Title: Qwen Multilingual: From Foundation Models to Translation Applications
Abstract: Multilingual and cross-lingual capabilities are not only core competitive advantages of large language models, but also a key pathway toward Artificial General Intelligence (AGI) and achieving “AI equity.” In this talk, using the Qwen series of large models as the practical vehicle, we delve into several frontier and key topics in the research and optimization of multilingual large language models: mechanisms of cross-lingual knowledge transfer, interpretability, building multilingual “long reasoning” abilities, and cross-modal semantic alignment. Meanwhile, we focus on translation as a core application scenario, discussing how continued pretraining and reinforcement learning can improve translation quality, as well as extensions to audio–video multimodal translation.
Bio: Baosong Yang, Ph.D., is a scientist at Alibaba’s Tongyi Lab. As the algorithm lead for the multilingual track, he has developed foundation large language models such as Qwen and Qwen-Omni at the international leading level, and led the team to build key real-world applications including Qwen-MT and Qwen-LiveTrans, driving large-scale industrial deployment and productization of multilingual AI technologies. His research focuses on multilingual AI, covering multilingual large models, cross-lingual knowledge transfer, multilingual multimodal understanding and generation, machine translation, and low-resource language modeling.

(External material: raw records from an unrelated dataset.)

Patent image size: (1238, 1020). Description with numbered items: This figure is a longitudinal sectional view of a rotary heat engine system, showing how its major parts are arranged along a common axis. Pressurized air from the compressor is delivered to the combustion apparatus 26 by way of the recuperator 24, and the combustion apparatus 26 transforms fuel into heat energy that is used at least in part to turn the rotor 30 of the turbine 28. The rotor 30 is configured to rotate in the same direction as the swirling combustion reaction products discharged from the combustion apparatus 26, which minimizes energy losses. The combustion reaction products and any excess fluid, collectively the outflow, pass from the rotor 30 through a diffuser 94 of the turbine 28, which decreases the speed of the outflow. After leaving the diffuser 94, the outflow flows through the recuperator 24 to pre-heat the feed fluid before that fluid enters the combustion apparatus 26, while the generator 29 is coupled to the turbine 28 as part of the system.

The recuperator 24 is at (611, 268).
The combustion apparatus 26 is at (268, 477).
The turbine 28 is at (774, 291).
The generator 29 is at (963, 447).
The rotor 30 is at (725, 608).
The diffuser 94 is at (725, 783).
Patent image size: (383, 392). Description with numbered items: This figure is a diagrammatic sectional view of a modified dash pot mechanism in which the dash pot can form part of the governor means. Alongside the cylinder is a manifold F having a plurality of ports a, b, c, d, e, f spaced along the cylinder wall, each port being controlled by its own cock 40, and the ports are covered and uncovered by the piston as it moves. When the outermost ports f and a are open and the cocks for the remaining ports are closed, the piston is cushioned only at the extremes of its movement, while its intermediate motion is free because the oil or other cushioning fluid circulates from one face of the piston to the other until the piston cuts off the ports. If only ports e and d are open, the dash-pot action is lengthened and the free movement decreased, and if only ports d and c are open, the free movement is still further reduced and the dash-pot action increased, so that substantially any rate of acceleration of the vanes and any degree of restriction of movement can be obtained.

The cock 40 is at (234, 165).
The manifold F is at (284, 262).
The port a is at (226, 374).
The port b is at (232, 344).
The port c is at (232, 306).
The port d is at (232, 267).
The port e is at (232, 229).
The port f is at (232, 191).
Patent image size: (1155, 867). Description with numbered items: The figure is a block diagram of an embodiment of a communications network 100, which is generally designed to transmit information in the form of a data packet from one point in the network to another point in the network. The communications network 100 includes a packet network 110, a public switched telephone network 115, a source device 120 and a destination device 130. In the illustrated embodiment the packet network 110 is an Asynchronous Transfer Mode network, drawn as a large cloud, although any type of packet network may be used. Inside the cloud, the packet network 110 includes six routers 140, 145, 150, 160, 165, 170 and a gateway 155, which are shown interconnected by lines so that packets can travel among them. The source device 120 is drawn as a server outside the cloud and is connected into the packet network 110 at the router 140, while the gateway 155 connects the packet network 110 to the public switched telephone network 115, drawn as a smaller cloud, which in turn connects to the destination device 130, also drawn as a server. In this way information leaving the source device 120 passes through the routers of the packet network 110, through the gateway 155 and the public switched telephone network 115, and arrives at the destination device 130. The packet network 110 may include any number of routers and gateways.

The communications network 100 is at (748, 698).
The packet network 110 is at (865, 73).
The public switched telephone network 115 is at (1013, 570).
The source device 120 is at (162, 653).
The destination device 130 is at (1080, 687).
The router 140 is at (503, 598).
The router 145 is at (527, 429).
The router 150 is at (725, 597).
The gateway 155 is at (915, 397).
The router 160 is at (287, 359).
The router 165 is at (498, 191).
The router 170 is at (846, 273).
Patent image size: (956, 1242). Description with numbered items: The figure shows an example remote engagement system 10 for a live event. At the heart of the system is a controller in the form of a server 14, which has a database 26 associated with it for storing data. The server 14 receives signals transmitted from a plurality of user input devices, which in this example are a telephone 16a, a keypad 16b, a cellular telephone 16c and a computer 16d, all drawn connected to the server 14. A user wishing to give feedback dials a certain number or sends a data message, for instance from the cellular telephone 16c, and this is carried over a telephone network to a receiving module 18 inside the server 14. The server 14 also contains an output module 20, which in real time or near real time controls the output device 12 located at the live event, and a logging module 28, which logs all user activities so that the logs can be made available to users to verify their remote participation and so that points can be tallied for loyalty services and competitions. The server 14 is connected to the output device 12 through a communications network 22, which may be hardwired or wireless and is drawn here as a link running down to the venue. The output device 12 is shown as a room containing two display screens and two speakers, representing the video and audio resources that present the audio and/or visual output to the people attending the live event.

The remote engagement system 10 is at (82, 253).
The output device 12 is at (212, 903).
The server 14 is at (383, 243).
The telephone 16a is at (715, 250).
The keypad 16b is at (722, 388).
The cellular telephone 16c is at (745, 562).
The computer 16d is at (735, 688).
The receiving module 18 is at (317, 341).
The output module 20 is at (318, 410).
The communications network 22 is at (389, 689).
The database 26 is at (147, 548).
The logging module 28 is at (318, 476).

He has published over 60 papers at top conferences and journals such as NeurIPS, ICLR, and ACL, with more than 5,000 citations, and has served multiple times as reviewer, program committee member, and area chair.
Keynote 2: Liwei Wang

Title: Building a Dynamic Evaluation Framework for Multimodal Video–Language Understanding
Abstract: Video is a rich multimodal data form that encompasses visual, linguistic, and other dimensions of information. Video understanding therefore requires integrated cross-modal comprehension. This talk will introduce the latest research progress from the Language and Vision Lab (LaVi Lab) at The Chinese University of Hong Kong on video–language understanding: we explore a dynamic evaluation framework for video–language understanding that efficiently and automatically constructs question–answer pairs from video inputs, enabling automatic assessment of video content understanding. Meanwhile, on the language understanding side, we extend the CLEVA Chinese LLM evaluation platform and propose CLEVA-Cantonese, a benchmark for Cantonese understanding.
Bio: Professor Liwei Wang is an assistant professor and Ph.D. advisor in the Department of Computer Science and Engineering at The Chinese University of Hong Kong. He received his Ph.D. from the Department of Computer Science at the University of Illinois at Urbana–Champaign (UIUC). His LaVi Lab focuses on multimodal AI research. He has served multiple times as an area chair for top international AI conferences (e.g., CVPR, ACL, ICML, NeurIPS) and is currently on the editorial board of the top-tier journal IJCV (a CCF-A core journal). He has published over fifty papers at top conferences in natural language processing and computer vision, with more than 11,000 citations on Google Scholar.